By Robert J. Miller, Historian
There are thousands of stories, both verbal and written, about the influence the bombing of Pearl Harbor, by the Japanese, had on the lives of Americans. The declaration of war on the United States four days later by Germany and Italy added to the legends. The history of Phi Delta Theta is no exception.
The September 1941 Scroll announced “The First Call For The 1942 Convention” followed by an article in the November 1941 Scroll by Executive Secretary Paul C. Beam praising “America’s Most Beautiful All-Year Resort”, the Greenbrier Hotel in White Sulphur Springs, West Virginia as the site selected for Phi Delta Theta’s forty-fifth Convention. The four-day meeting was scheduled to take place August 25-28, 1942. Additional stories appeared in The Scrolls of March and May, 1942, months after the disaster in Hawaii.

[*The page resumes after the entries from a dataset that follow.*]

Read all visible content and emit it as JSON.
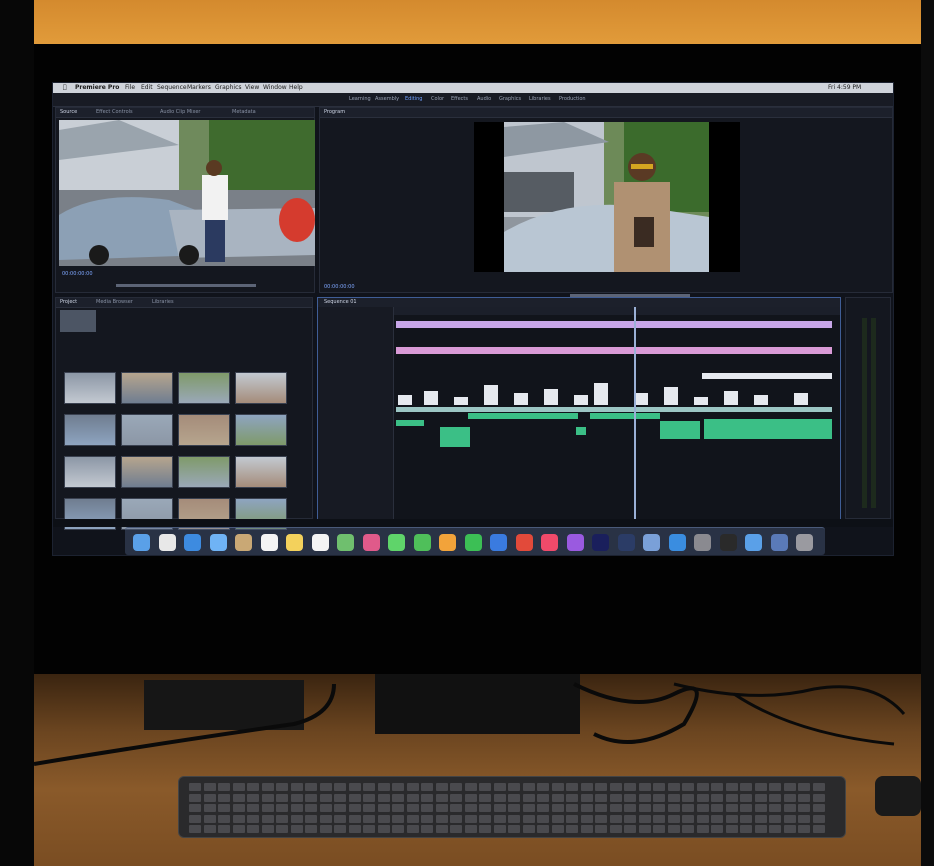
{
  "scene": {
    "description_visible": false,
    "monitor": {
      "menubar": {
        "items": [
          "Premiere Pro",
          "File",
          "Edit",
          "Sequence",
          "Markers",
          "Graphics",
          "View",
          "Window",
          "Help"
        ],
        "clock": "Fri 4:59 PM"
      },
      "workspace_tabs": [
        "Learning",
        "Assembly",
        "Editing",
        "Color",
        "Effects",
        "Audio",
        "Graphics",
        "Libraries",
        "Production"
      ],
      "source_tabs": [
        "Source",
        "Effect Controls",
        "Audio Clip Mixer",
        "Metadata"
      ],
      "program_label": "Program",
      "project_tabs": [
        "Project",
        "Media Browser",
        "Libraries"
      ],
      "timeline_label": "Sequence 01",
      "src_timecode": "00:00:00:00",
      "prog_timecode": "00:00:00:00",
      "colors": {
        "timeline_violet": "#c7a6e8",
        "timeline_pink": "#d99ad6",
        "audio_green": "#3bbf86",
        "video_white": "#e6e9ef",
        "selection_blue": "#3f5d96"
      }
    },
    "dock_icons": [
      "finder-icon",
      "launchpad-icon",
      "safari-icon",
      "mail-icon",
      "contacts-icon",
      "calendar-icon",
      "notes-icon",
      "reminders-icon",
      "maps-icon",
      "photos-icon",
      "messages-icon",
      "facetime-icon",
      "pages-icon",
      "numbers-icon",
      "keynote-icon",
      "news-blocked-icon",
      "music-icon",
      "podcasts-icon",
      "premiere-pro-icon",
      "lightroom-icon",
      "preview-icon",
      "app-store-icon",
      "system-prefs-icon",
      "quicktime-icon",
      "finder-window-icon",
      "downloads-icon",
      "trash-icon"
    ]
  }
}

The members of the General Council, at their March 1942 meeting, began to show concern about convention plans in light of the after-effects of the “call-to-arms” which was beginning to decrease the college enrollment of male students. This was expressed in a minute which read “the Executive Secretary was instructed to ascertain at once whether or not it would be advisable to change the dates of the Convention because of changes in academic schedules…the Convention will be reduced to three days August 27-28-29…”
Convention plans changed significantly in the three months that followed. Note the following paragraph from a convention article that appeared in the June 1942 issue of The Palladium:
“The Forty-Fifth General Convention of Phi Delta Theta will be held at the Edgewater Beach Hotel in Chicago, Illinois, on August 26-28, 1942. The decision to transfer the Convention to Chicago has been reached after many disappointing and unavoidable delays, while hope was constantly held out that the White Sulphur Springs Convention site would be available as originally planned. These hopes were shattered, however, when war was declared on the satellite nations of Germany, involving the internment at the Greenbrier of representatives of Hungary, Rumania, and Bulgaria.”
The newly designated convention site was highly praised in the remainder of the Palladium article but, alas, the final pre-convention issue of the Scroll was now history. Even so, 438 Phis were in attendance at the meeting. The first guest speaker, Brigadier General Donald Armstrong, Columbia ’09, talked about Phi Delta Theta in war. “The most important subject in my life and yours, today, is WAR.”
The final convention speaker, William Mather Lewis, Knox ’00, closed the assembly with these comments: “…..let us join hands tonight going forward with courage to meet whatever life has for us—for our Fraternity, for our Nation, and for mankind.” Little did anyone in that gathering anticipate that the next “biennial” convention would not be convened for another four years.